What it is:
How it works/Example:
When an investor sends an order to his or her broker, that trade information is sent to a clearinghouse (for example, the National Securities Clearing Corporation). The clearinghouse processes and records the trade, and then issues a report to the broker/dealers involved that includes their net securities positions and the money to be settled among the parties.
The NSCC forwards settlement instructions to the Depository Trust & Clearing Corporation (DTCC), asking it to electronically transfers the ownership of the securities from the selling broker's account to the buying broker's account. The DTCC also transfers funds from the buying broker's bank account to the selling broker's bank account.
The brokerages then adjust their clients' accounts accordingly. The process is similar for institutional investors. For most stock trades, this takes three business days to occur. For option trades, fund settlement usually takes one business day.

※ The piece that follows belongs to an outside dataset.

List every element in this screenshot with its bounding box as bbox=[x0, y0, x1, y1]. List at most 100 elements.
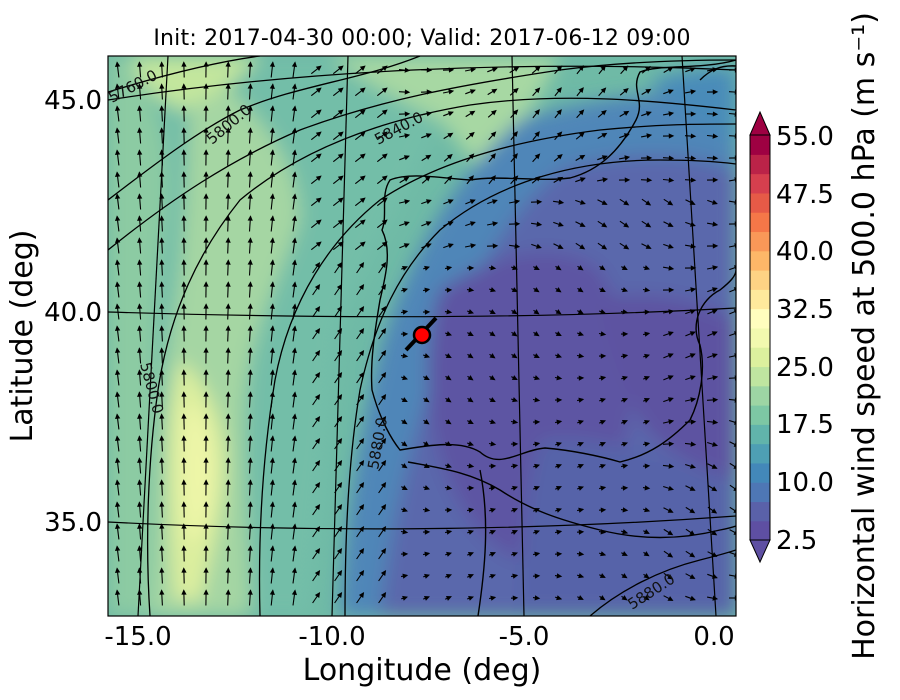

Funds settlement also occurs for dividend payments. Foreign markets may have different settlement procedures or times to completion.
Why it matters:
Funds settlement is an important "back-office" function, and the faster it occurs, the more it reduces market risk by ensuring that trades are executed properly. Fast funds settlement also increases investor confidence in the markets by ensuring that their trades are completed on time and that they won't lose their funds to bankrupt brokerage firms or intermediaries. It also requires participants to have the money in their accounts as their trades are made (or arrange for credit before the trade is placed).